Dreyfus sent another command to the Orrery.
“You’re right, Lillian. The nearest surface community would have been Loreanville, eight thousand kilometres to the west. But Firebrand wouldn’t have been interested in Loreanville, or any of the domed settlements: there’d have been too much local security for them to continue their activities.”
“So where was she headed?”
“Clear to surface,” Dreyfus told the Orrery. The quickmatter envelope of the planet’s atmosphere dissipated in a puff, revealing the wrinkled terrain of Yellowstone’s crust. It was an icy landscape riven with fissures and ridges, spotted here and there with simmering cold lakes, lifeless save for the hardiest of organisms capable of enduring the toxic chemistry of the methane-ammonia atmosphere.
“There’s still nothing there,” Baudry said.
“Not now. But there used to be.” Dreyfus gave another command and the surface became dotted with a dozen or so vermilion symbols, each accompanied by a small textual annotation.
“What are we looking at, Tom?” Aumonier asked.
“The sites of former Amerikano colonies or bases, predating the Demarchist era. Most of these structures and digs go back three hundred years. They’ve been ruins for more than two hundred.” There was no need for him to labour the point: Saavedra’s entry trajectory had positioned her directly above one of the abandoned colonies.
“Now, this could be coincidence, but I’m inclined to think otherwise.”
“What is that place?” Aumonier asked.
“The Amerikanos called it Surface Operations Facility Nine, or Ops Nine. If they had another name for it, we have no record of it.” Dreyfus shrugged.
“It’s been a long time.”
“But not so long that there isn’t still something there.”
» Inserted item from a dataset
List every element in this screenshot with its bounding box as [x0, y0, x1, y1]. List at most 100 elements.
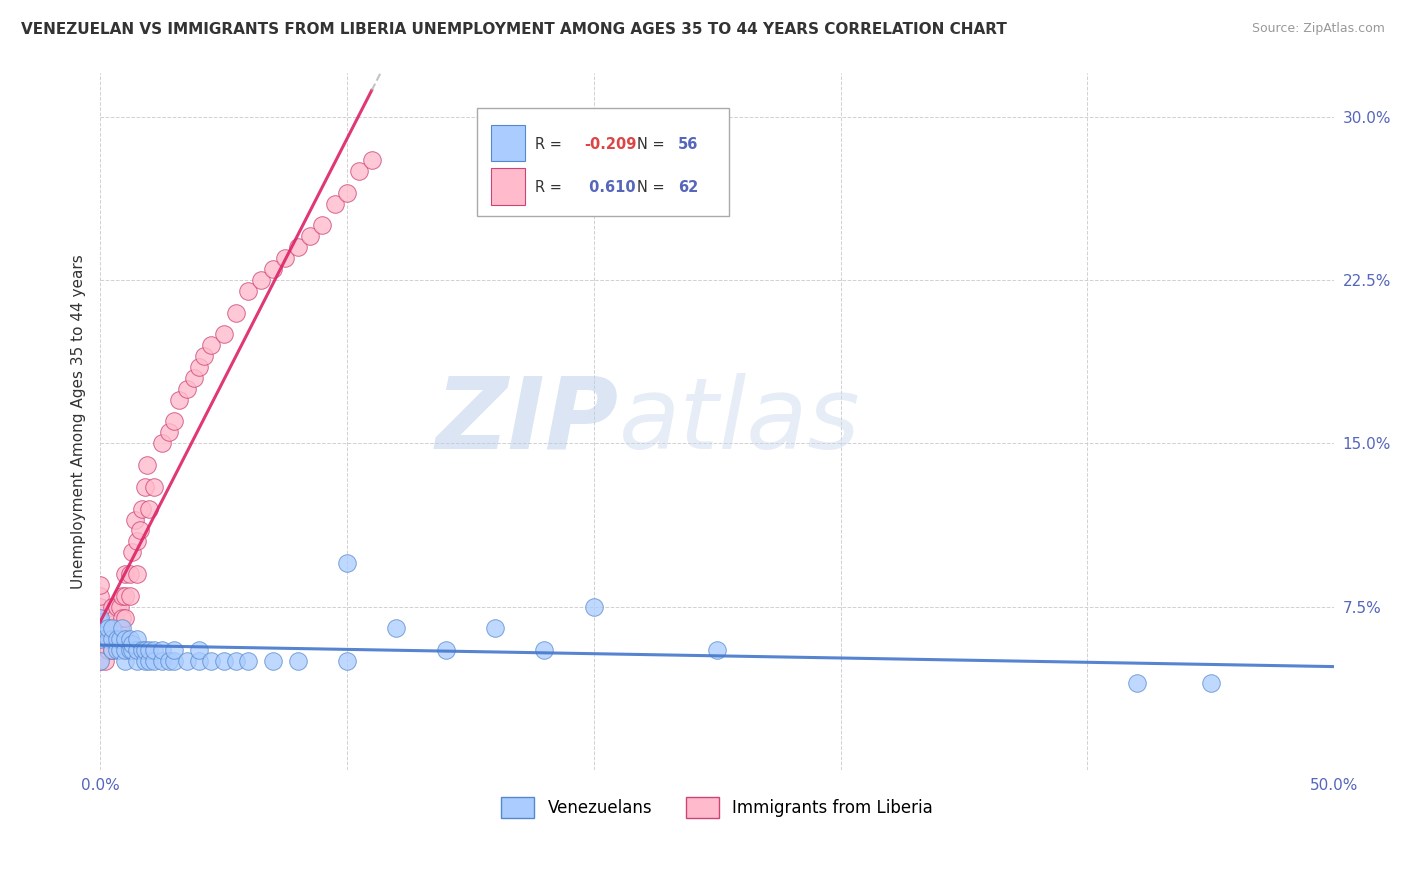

“Firebrand wouldn’t have needed a fully operational base, just somewhere to hide the Clockmaker and keep an eye on it. An abandoned facility would have served them adequately.”
“But is there anything there at all, after all this time?”
“Not much on the surface according to the terrain maps, but the old records say Ops Nine went down several levels. This is quite a stable area, geologically speaking. The subsurface areas may still be relatively intact: even to the extent that they’ll still be airtight.”
Clearmountain blew out slowly.
“Then we’d better get a task force down there immediately. There may be nothing in this, but we can’t take that risk. Our top priority is to secure the Clockmaker.”
“All due respect, Senior,” Dreyfus said, “but I wouldn’t recommend any kind of visible response to this intelligence. Since nothing’s happened so far, we can be reasonably sure that Aurora hasn’t made the same deductions we have. But if we start retasking assets—sending deep-system vehicles into the atmosphere—Aurora’s going to see that and wonder what’s got us so interested in an abandoned Amerikano base.”
“And I wouldn’t expect her to take long to put two and two together,” Aumonier said.
“No: Tom’s correct. We need to respond, but it has to be a covert approach. We need to secure and protect the Clockmaker before Aurora even has a hint as to what we’re up to. That rules out any mass concentration of assets or personnel.” She paused heavily.
“But someone will still have to go in. I’d volunteer to do it—I’ve already survived direct contact with the Clockmaker—but for obvious reasons my participation isn’t an option.”